Pfizer vaccine appears highly effective
An experimental COVID-19 vaccine from Pfizer Inc and BioNTech SA appears to be more than 90% effective, based on data analyzed midway through a gold-standard clinical trial, the companies announced on Monday. The trial has enrolled 43,538 participants so far, including many from racially and ethnically diverse backgrounds. Pfizer said researchers had analyzed 94 confirmed cases of COVID-19 in trial participants and found the vast majority of the infections were in volunteers in the placebo group. The trial is expected to continue until 164 confirmed cases of COVID-19 are available for analysis. BioNTech’s co-founder and chief executive said he was optimistic that the protective effect of the experimental COVID-19 vaccine would last for at least a year.
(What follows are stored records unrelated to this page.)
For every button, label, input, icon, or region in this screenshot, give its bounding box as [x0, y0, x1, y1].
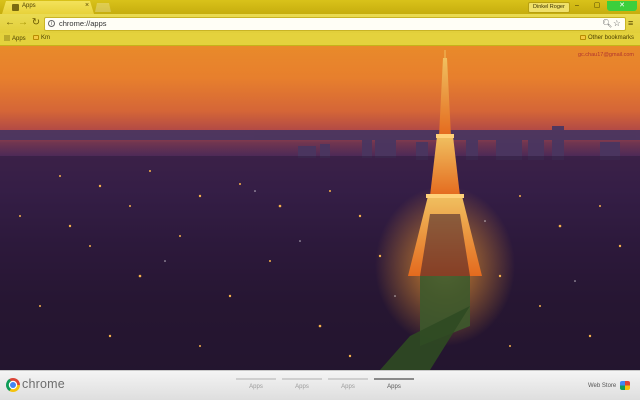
page-indicator-bar — [328, 378, 368, 380]
skyline — [0, 126, 640, 160]
folder-icon — [33, 35, 39, 40]
bookmark-star-icon[interactable]: ☆ — [613, 18, 621, 29]
account-email[interactable]: gc.chau17@gmail.com — [578, 52, 634, 58]
page-tab-label: Apps — [341, 384, 355, 390]
tab-title: Apps — [22, 3, 36, 9]
bookmark-apps-label: Apps — [12, 36, 26, 42]
apps-page-tab[interactable]: Apps — [328, 378, 368, 396]
chrome-logo-icon — [6, 378, 20, 392]
page-indicator-bar — [374, 378, 414, 380]
apps-favicon-icon — [12, 4, 19, 11]
tab-close-icon[interactable]: × — [85, 2, 89, 9]
new-tab-background: gc.chau17@gmail.com — [0, 46, 640, 370]
bookmarks-bar: Apps Km Other bookmarks — [0, 33, 640, 46]
menu-icon[interactable]: ≡ — [628, 18, 633, 28]
apps-page-tab[interactable]: Apps — [236, 378, 276, 396]
apps-bottom-bar: chrome Apps Apps Apps Apps Web Store — [0, 370, 640, 400]
page-indicator-bar — [282, 378, 322, 380]
page-tab-label: Apps — [387, 384, 401, 390]
apps-page-tab-active[interactable]: Apps — [374, 378, 414, 396]
search-icon[interactable]: 🔍︎ — [602, 19, 612, 28]
new-tab-button[interactable] — [95, 3, 111, 12]
other-bookmarks[interactable]: Other bookmarks — [580, 35, 634, 41]
minimize-button[interactable]: – — [567, 1, 587, 11]
apps-grid-icon — [4, 35, 10, 41]
profile-badge[interactable]: Dinkel Roger — [528, 2, 570, 13]
reload-button[interactable]: ↻ — [30, 17, 42, 29]
page-indicator-bar — [236, 378, 276, 380]
bookmark-folder-label: Km — [41, 35, 50, 41]
tab-apps[interactable]: Apps × — [2, 1, 94, 14]
address-bar[interactable]: i chrome://apps 🔍︎ ☆ — [44, 17, 626, 31]
info-icon[interactable]: i — [48, 20, 55, 27]
forward-button[interactable]: → — [17, 17, 29, 29]
bookmark-folder-km[interactable]: Km — [33, 35, 50, 41]
close-window-button[interactable]: ✕ — [607, 1, 637, 11]
other-bookmarks-label: Other bookmarks — [588, 35, 635, 41]
chrome-wordmark: chrome — [22, 377, 65, 391]
maximize-button[interactable]: ▢ — [587, 1, 607, 11]
web-store-icon[interactable] — [620, 381, 630, 390]
folder-icon — [580, 35, 586, 40]
apps-page-tab[interactable]: Apps — [282, 378, 322, 396]
back-button[interactable]: ← — [4, 17, 16, 29]
bookmark-apps[interactable]: Apps — [4, 35, 26, 42]
url-text[interactable]: chrome://apps — [59, 19, 107, 28]
toolbar: ← → ↻ i chrome://apps 🔍︎ ☆ ≡ — [0, 14, 640, 33]
page-tab-label: Apps — [249, 384, 263, 390]
title-bar: Apps × Dinkel Roger – ▢ ✕ — [0, 0, 640, 14]
web-store-link[interactable]: Web Store — [588, 383, 616, 389]
page-tab-label: Apps — [295, 384, 309, 390]
paris-night-scene — [0, 50, 640, 370]
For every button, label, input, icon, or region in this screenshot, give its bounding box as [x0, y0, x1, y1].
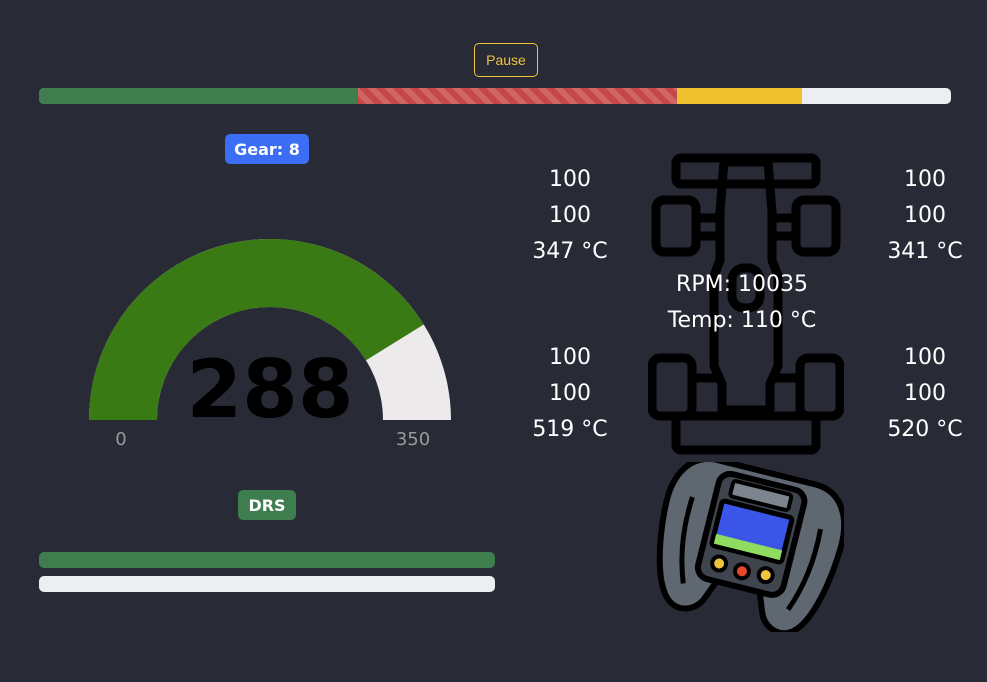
engine-temp: Temp: 110 °C — [667, 308, 817, 333]
progress-segment-red — [358, 88, 678, 104]
tyre-front-left-wear2: 100 — [549, 203, 591, 228]
tyre-rear-left-temp: 519 °C — [532, 417, 608, 442]
progress-segment-yellow — [677, 88, 803, 104]
tyre-front-right-temp: 341 °C — [887, 239, 963, 264]
tyre-rear-left-wear2: 100 — [549, 381, 591, 406]
tyre-rear-right: 100 100 520 °C — [880, 340, 970, 448]
tyre-rear-right-temp: 520 °C — [887, 417, 963, 442]
engine-rpm: RPM: 10035 — [676, 272, 808, 297]
tyre-rear-left: 100 100 519 °C — [525, 340, 615, 448]
speed-gauge: 288 0 350 — [89, 238, 451, 450]
drs-badge: DRS — [238, 490, 296, 520]
tyre-rear-right-wear1: 100 — [904, 345, 946, 370]
throttle-bar — [39, 552, 495, 568]
tyre-front-left: 100 100 347 °C — [525, 162, 615, 270]
tyre-front-left-temp: 347 °C — [532, 239, 608, 264]
steering-wheel-icon — [656, 462, 844, 632]
tyre-rear-right-wear2: 100 — [904, 381, 946, 406]
lap-progress-bar — [39, 88, 951, 104]
tyre-front-right-wear2: 100 — [904, 203, 946, 228]
f1-car-icon — [648, 153, 844, 455]
gear-badge: Gear: 8 — [225, 134, 309, 164]
brake-bar — [39, 576, 495, 592]
gauge-max-label: 350 — [396, 429, 430, 450]
progress-segment-green — [39, 88, 359, 104]
tyre-front-right: 100 100 341 °C — [880, 162, 970, 270]
tyre-front-right-wear1: 100 — [904, 167, 946, 192]
pause-button[interactable]: Pause — [474, 43, 538, 77]
tyre-front-left-wear1: 100 — [549, 167, 591, 192]
speed-value: 288 — [187, 343, 354, 436]
gauge-min-label: 0 — [115, 429, 126, 450]
tyre-rear-left-wear1: 100 — [549, 345, 591, 370]
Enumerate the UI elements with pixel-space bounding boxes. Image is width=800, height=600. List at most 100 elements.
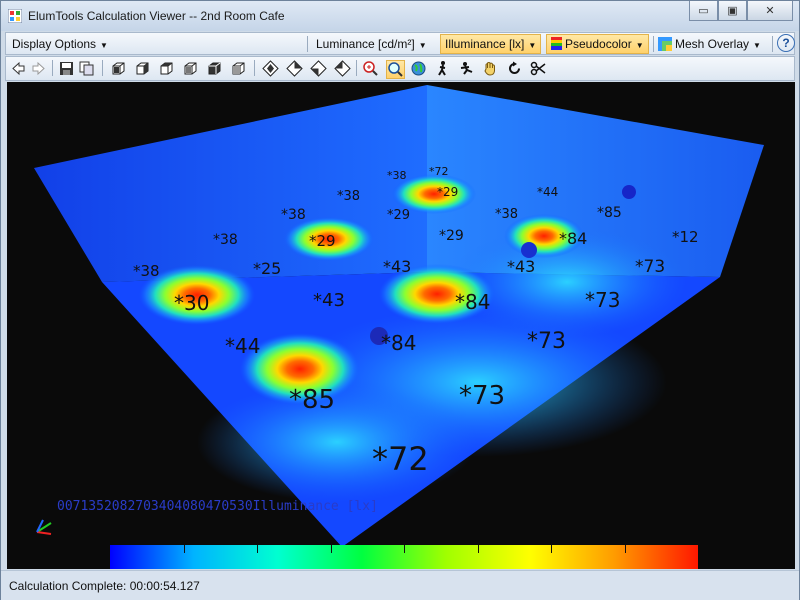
toolbar-separator <box>356 60 357 76</box>
chevron-down-icon: ▼ <box>528 41 537 50</box>
orbit-2-icon[interactable] <box>286 60 303 77</box>
floor-point-label: *25 <box>253 259 281 278</box>
floor-point-label: *72 <box>429 165 449 178</box>
pseudocolor-icon <box>551 37 562 50</box>
help-button[interactable]: ? <box>777 34 795 52</box>
wall-point-label: *38 <box>387 169 407 182</box>
color-scale-ticks <box>110 545 698 553</box>
navigation-toolbar <box>5 56 795 81</box>
toolbar-separator <box>307 36 308 52</box>
calculation-viewer-window: ElumTools Calculation Viewer -- 2nd Room… <box>0 0 800 600</box>
floor-point-label: *29 <box>387 208 410 223</box>
orbit-3-icon[interactable] <box>310 60 327 77</box>
mesh-overlay-icon <box>658 37 672 51</box>
close-button[interactable]: ✕ <box>747 1 793 21</box>
status-bar: Calculation Complete: 00:00:54.127 <box>1 570 799 600</box>
floor-point-label: *38 <box>213 232 238 248</box>
toolbar-separator <box>52 60 53 76</box>
toolbar-separator <box>772 36 773 52</box>
save-icon[interactable] <box>58 60 75 77</box>
mesh-overlay-dropdown[interactable]: Mesh Overlay ▼ <box>658 36 761 52</box>
pseudocolor-dropdown[interactable]: Pseudocolor ▼ <box>546 34 649 54</box>
view-back-icon[interactable] <box>134 60 151 77</box>
floor-point-label: *85 <box>597 205 622 221</box>
floor-point-label: *84 <box>381 331 416 355</box>
floor-point-label: *44 <box>225 334 260 358</box>
legend-overlay-text: 0071352082703404080470530Illuminance [lx… <box>57 499 378 514</box>
globe-icon[interactable] <box>410 60 427 77</box>
display-options-label: Display Options <box>12 37 97 51</box>
floor-point-label: *29 <box>439 228 464 244</box>
view-right-icon[interactable] <box>182 60 199 77</box>
floor-point-label: *43 <box>383 257 411 276</box>
orbit-4-icon[interactable] <box>334 60 351 77</box>
chevron-down-icon: ▼ <box>635 41 644 50</box>
toolbar-separator <box>254 60 255 76</box>
floor-point-label: *73 <box>527 329 566 354</box>
floor-point-label: *85 <box>289 385 335 415</box>
luminaire-sphere <box>521 242 537 258</box>
floor-point-label: *12 <box>672 228 699 246</box>
display-options-menu[interactable]: Display Options ▼ <box>12 36 108 52</box>
color-scale-tick <box>551 545 552 553</box>
3d-viewport[interactable]: *38 *25 *30 *44 *85 *38 *29 *43 *84 *72 … <box>7 82 795 569</box>
floor-point-label: *38 <box>337 189 360 204</box>
color-scale-tick <box>404 545 405 553</box>
room-render: *38 *25 *30 *44 *85 *38 *29 *43 *84 *72 … <box>7 82 795 569</box>
floor-point-label: *72 <box>372 440 429 478</box>
help-icon: ? <box>782 36 790 50</box>
floor-point-label: *38 <box>281 207 306 223</box>
color-scale-tick <box>183 545 185 553</box>
floor-point-label: *73 <box>585 288 620 312</box>
luminance-dropdown[interactable]: Luminance [cd/m²] ▼ <box>316 36 427 52</box>
title-bar[interactable]: ElumTools Calculation Viewer -- 2nd Room… <box>1 1 799 31</box>
display-toolbar: Display Options ▼ Luminance [cd/m²] ▼ Illu… <box>5 32 795 55</box>
back-arrow-icon[interactable] <box>10 60 27 77</box>
floor-point-label: *29 <box>309 232 336 250</box>
app-icon <box>8 9 22 23</box>
color-scale-tick <box>624 545 626 553</box>
floor-point-label: *43 <box>507 257 535 276</box>
floor-point-label: *38 <box>495 207 518 222</box>
zoom-window-icon[interactable] <box>386 60 405 79</box>
luminance-label: Luminance [cd/m²] <box>316 37 415 51</box>
floor-glow <box>197 382 477 502</box>
toolbar-separator <box>653 36 654 52</box>
floor-point-label: *73 <box>635 257 665 277</box>
fly-icon[interactable] <box>458 60 475 77</box>
copy-icon[interactable] <box>78 60 95 77</box>
view-front-icon[interactable] <box>110 60 127 77</box>
chevron-down-icon: ▼ <box>418 41 427 50</box>
view-top-icon[interactable] <box>206 60 223 77</box>
color-scale-tick <box>257 545 258 553</box>
color-scale-tick <box>477 545 479 553</box>
luminaire-sphere <box>622 185 636 199</box>
maximize-button[interactable]: ▣ <box>718 1 747 21</box>
floor-point-label: *44 <box>537 185 558 199</box>
scissors-icon[interactable] <box>530 60 547 77</box>
color-scale-tick <box>330 545 332 553</box>
view-left-icon[interactable] <box>158 60 175 77</box>
chevron-down-icon: ▼ <box>100 41 108 50</box>
minimize-icon: ▭ <box>698 5 709 17</box>
chevron-down-icon: ▼ <box>753 41 761 50</box>
zoom-extents-icon[interactable] <box>362 60 379 77</box>
floor-point-label: *84 <box>455 290 490 314</box>
pseudocolor-label: Pseudocolor <box>565 37 632 51</box>
floor-point-label: *73 <box>459 381 505 411</box>
forward-arrow-icon[interactable] <box>30 60 47 77</box>
refresh-icon[interactable] <box>506 60 523 77</box>
mesh-overlay-label: Mesh Overlay <box>675 37 750 51</box>
close-icon: ✕ <box>765 5 775 17</box>
toolbar-separator <box>102 60 103 76</box>
walk-icon[interactable] <box>434 60 451 77</box>
minimize-button[interactable]: ▭ <box>689 1 718 21</box>
illuminance-label: Illuminance [lx] <box>445 37 525 51</box>
floor-point-label: *43 <box>313 290 345 311</box>
wall-point-label: *29 <box>437 185 458 199</box>
hand-icon[interactable] <box>482 60 499 77</box>
illuminance-dropdown[interactable]: Illuminance [lx] ▼ <box>440 34 542 54</box>
view-iso-icon[interactable] <box>230 60 247 77</box>
orbit-1-icon[interactable] <box>262 60 279 77</box>
floor-point-label: *38 <box>133 262 160 280</box>
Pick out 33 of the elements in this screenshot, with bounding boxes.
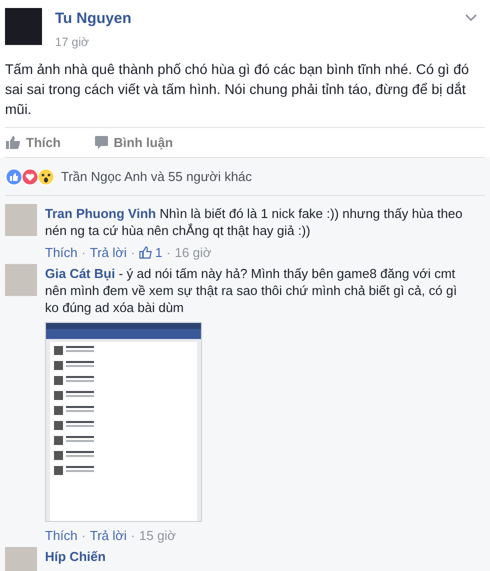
avatar-image[interactable] (5, 264, 37, 296)
comment-text: Gia Cát Bụi - ý ad nói tấm này hả? Mình thấy bên game8 đăng với cmt nên mình đem về xem sự thật ra sao thôi chứ mình chả biết gì cả, có gì ko đúng ad xóa bài dùm (45, 265, 458, 316)
like-link[interactable]: Thích (45, 527, 78, 544)
reply-link[interactable]: Trả lời (90, 244, 127, 261)
post-text: Tấm ảnh nhà quê thành phố chó hùa gì đó các bạn bình tĩnh nhé. Có gì đó sai sai trong cách viết và tấm hình. Nói chung phải tỉnh táo, đừng để bị dắt mũi. (5, 60, 470, 119)
comment-button[interactable]: Bình luận (94, 132, 173, 152)
reaction-summary[interactable]: Trần Ngọc Anh và 55 người khác (61, 166, 252, 186)
like-count: 1 (155, 244, 162, 261)
reply-link[interactable]: Trả lời (90, 527, 127, 544)
comment-author[interactable]: Tran Phuong Vinh (45, 206, 156, 221)
caret-icon[interactable] (465, 14, 477, 22)
avatar-image[interactable] (5, 8, 42, 45)
like-link[interactable]: Thích (45, 244, 78, 261)
comment-time[interactable]: 15 giờ (139, 527, 176, 544)
separator-dot: · (130, 244, 136, 261)
author-name[interactable]: Tu Nguyen (55, 10, 132, 28)
thumbs-up-icon (6, 136, 20, 149)
avatar-image[interactable] (5, 204, 37, 236)
screenshot-drawing[interactable] (45, 322, 202, 522)
separator-dot: · (82, 244, 86, 261)
comment-author[interactable]: Híp Chiến (45, 549, 106, 564)
speech-bubble-icon (94, 136, 108, 149)
separator-dot: · (82, 527, 86, 544)
avatar-image[interactable] (5, 547, 37, 571)
thumbs-up-icon (139, 246, 152, 259)
separator-dot: · (130, 527, 136, 544)
reaction-icons (5, 168, 55, 186)
like-button[interactable]: Thích (6, 132, 61, 152)
separator-dot: · (166, 244, 171, 261)
comment-author[interactable]: Gia Cát Bụi (45, 266, 116, 281)
post-time[interactable]: 17 giờ (55, 33, 132, 51)
comment-time[interactable]: 16 giờ (174, 244, 212, 261)
comment-text: Tran Phuong Vinh Nhìn là biết đó là 1 nick fake :)) nhưng thấy hùa theo nén ng ta cứ hùa nên chẮng qt thật hay giả :)) (45, 205, 464, 239)
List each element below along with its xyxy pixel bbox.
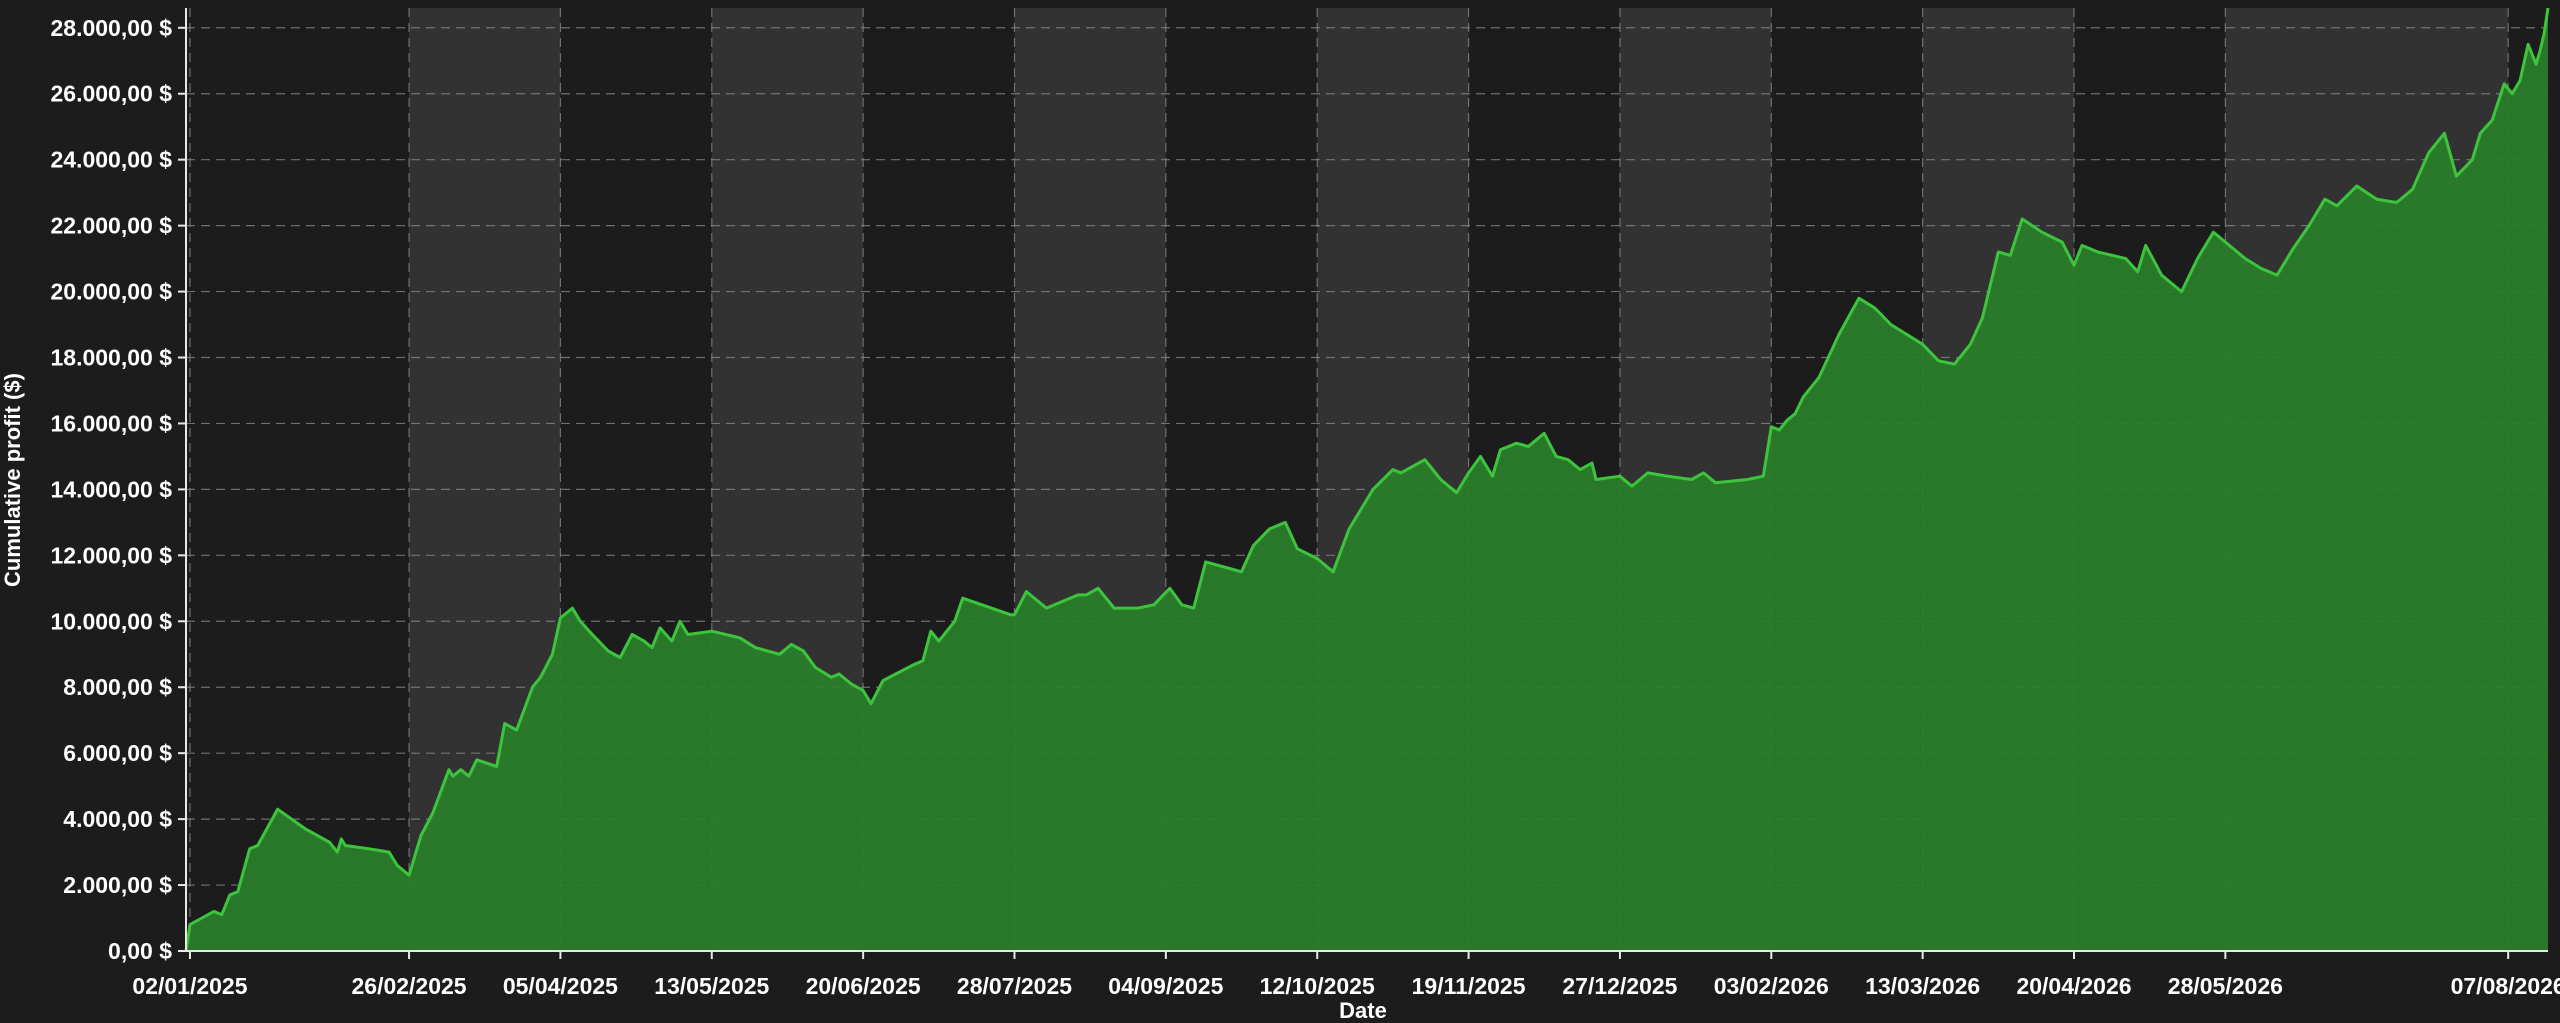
x-tick-label: 05/04/2025	[503, 973, 618, 999]
y-tick-label: 2.000,00 $	[63, 872, 172, 898]
x-tick-label: 27/12/2025	[1562, 973, 1677, 999]
y-tick-label: 26.000,00 $	[50, 81, 172, 107]
x-tick-label: 28/05/2026	[2168, 973, 2283, 999]
x-tick-label: 04/09/2025	[1108, 973, 1223, 999]
y-tick-label: 8.000,00 $	[63, 674, 172, 700]
y-tick-label: 18.000,00 $	[50, 345, 172, 371]
x-tick-label: 13/03/2026	[1865, 973, 1980, 999]
y-tick-label: 10.000,00 $	[50, 608, 172, 634]
x-axis-title: Date	[1339, 998, 1387, 1023]
x-tick-label: 20/06/2025	[806, 973, 921, 999]
y-tick-label: 20.000,00 $	[50, 279, 172, 305]
y-tick-label: 22.000,00 $	[50, 213, 172, 239]
y-tick-label: 6.000,00 $	[63, 740, 172, 766]
y-tick-label: 16.000,00 $	[50, 410, 172, 436]
x-tick-label: 20/04/2026	[2016, 973, 2131, 999]
x-tick-label: 03/02/2026	[1714, 973, 1829, 999]
x-tick-label: 12/10/2025	[1260, 973, 1375, 999]
x-tick-label: 19/11/2025	[1412, 973, 1526, 999]
y-tick-label: 0,00 $	[108, 938, 172, 964]
y-tick-label: 24.000,00 $	[50, 147, 172, 173]
y-tick-label: 4.000,00 $	[63, 806, 172, 832]
y-tick-label: 12.000,00 $	[50, 542, 172, 568]
x-tick-label: 13/05/2025	[654, 973, 769, 999]
x-tick-label: 02/01/2025	[132, 973, 247, 999]
y-tick-label: 14.000,00 $	[50, 476, 172, 502]
y-axis-title: Cumulative profit ($)	[0, 373, 25, 587]
cumulative-profit-chart: 0,00 $ 2.000,00 $ 4.000,00 $ 6.000,00 $ 8.00…	[0, 0, 2560, 1023]
y-tick-label: 28.000,00 $	[50, 15, 172, 41]
y-tick-labels: 0,00 $ 2.000,00 $ 4.000,00 $ 6.000,00 $ 8.00…	[50, 15, 186, 964]
x-tick-label: 28/07/2025	[957, 973, 1072, 999]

New study adds to COVID-19 symptom list
Fever, coughing, and shortness of breath are known symptoms of COVID-19, but other warning signs can include weakness, poor blood sugar control and gastrointestinal complaints, according to a new study published on Saturday in the American Journal of Emergency Medicine. Researchers analyzed nearly 12,000 visits by adult patients to emergency departments at five New York City hospitals. They found COVID-19 in 57.5% of patients who went to the hospital because of weakness, falls, or altered mental status, in 55.5% of those who came in because their blood sugar was out of control, and in 51.4% of patients whose chief complaint was a gastrointestinal problem. Patients over the age of 65 tended to have more atypical complaints such as diarrhea, fatigue and weakness. Patients with dehydration, altered mental status, falls and high blood sugar were at higher risk for death in the study. The new findings can help hospitals provide better care and are “also important for family members and people that work with the elderly to better identify possible warning signs of COVID-19 infection,” coauthor Dr. Christopher Clifford of the Icahn School of Medicine at Mount Sinai told Reuters.
COVID-19 can fuse heart cells, disrupt rhythm
COVID-19 can disrupt the heart’s electric system, according to a report undergoing peer review at a Nature Research journal. The heart pumps blood by sending electrical signals through its “conducting cells” to tell “muscle cells” to contract. Normally, each conducting cell activates the one next to it in a domino effect to ensure smooth contractions. An autopsy of a COVID-19 patient found the virus had infected her heart in an unusual patchy pattern, “with small islands of infected cells here and there,” Dr. Jay Schneider of the Mayo Clinic in Rochester, Minnesota told Reuters. Upon further study in the laboratory, his team realized the spike protein on the surface of the new coronavirus can create holes between neighboring cells, causing them to fuse together. So instead of orderly electrical signal transmission and a steady heart rhythm, the signals flow like “a tsunami tidal wave” through the fused cells.